Sunday, April 9, 2006

Strangely Shaped Trees


we thought of pablo over at roundrock journal when we saw these trees in fort worden state park in port townsend, wa., because he has shown us so many strangely shaped trees. this fort was a shore defense installation overlooking the strait of juan de fuca. it was built in 1890 something to guard against invasion by some foreign armada.










there are a lot of trees here with very old broken tops. this whole hilltop of maybe 40 acres was cleared in the late 1890s to build gun emplacements for large guns, 10 and 12 inch bores, placed here and all up and down the pacific coast, to ward off attackers. i have seen trees damaged when they are small by logging, and then grown up with a tilted crown, or none, or a lateral rising to be a new leader. many of the splits and damaged trunks here in fort worden seemed close to the same height, so i considered that they were damaged as very small trees when the area was cleared just over a hundred years ago.

two winters living here have taught us some about the locality. the headlands where these trees live look almost straight out west through the strait of juan de fuca. the wind comes unimpeded across thousands of miles of the pacific ocean, funneled through the difference between canada and the us, to be shoved up a hundred feet and roar through these trees. maybe the damaged trees are the record of the storms. whatever the forces which created them, i enjoy them as evidence of the persistence of vegetation, of life.

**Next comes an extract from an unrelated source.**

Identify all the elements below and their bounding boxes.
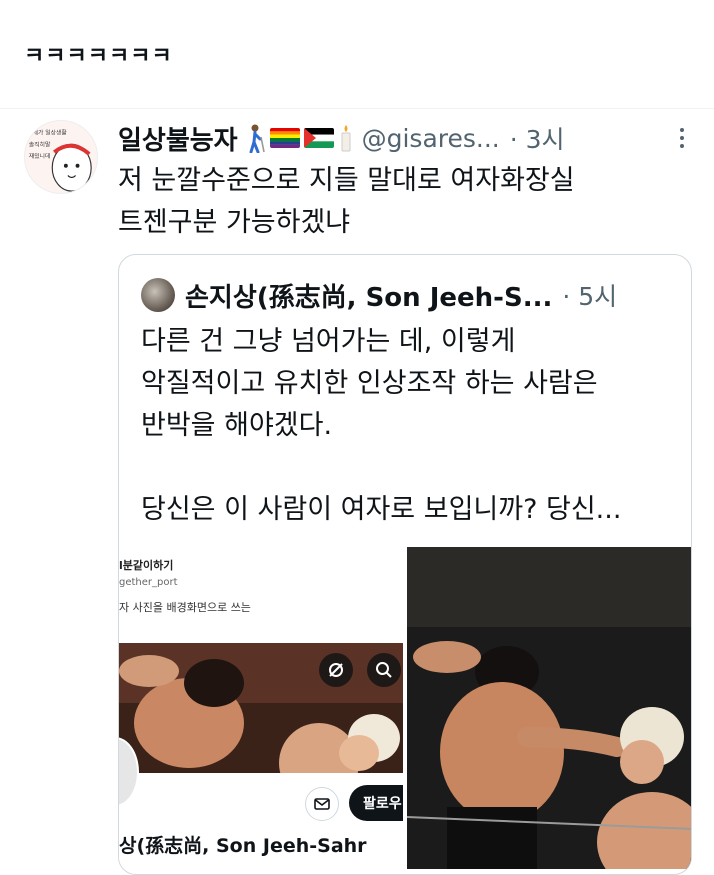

sometimes life requires an adjustment when things get out of balance. i see where a university professor in texas has caught flak for predicting that a biological reality--ebola, ecoli, avian flu, whatever--will drastically reduce the human population, and that, in terms of the planet earth's biosphere, that would be healthy. he has been accused of advocating an outbreak of ebola. i agree with his prediction. we humans may have conquered, or held at bay, disease spread by oral fecal contamination, by building sewers, but we are crowding more of us tighter and tighter together. we are ripe for an infectious pathogen. i agree also with his assessment of the effect. a major reduction in the human population would, it seems to me, rather obviously reduce our pressure on the planet's resources, giving that tough vegetation a chance to heal the scars of parking lots and clearcuts.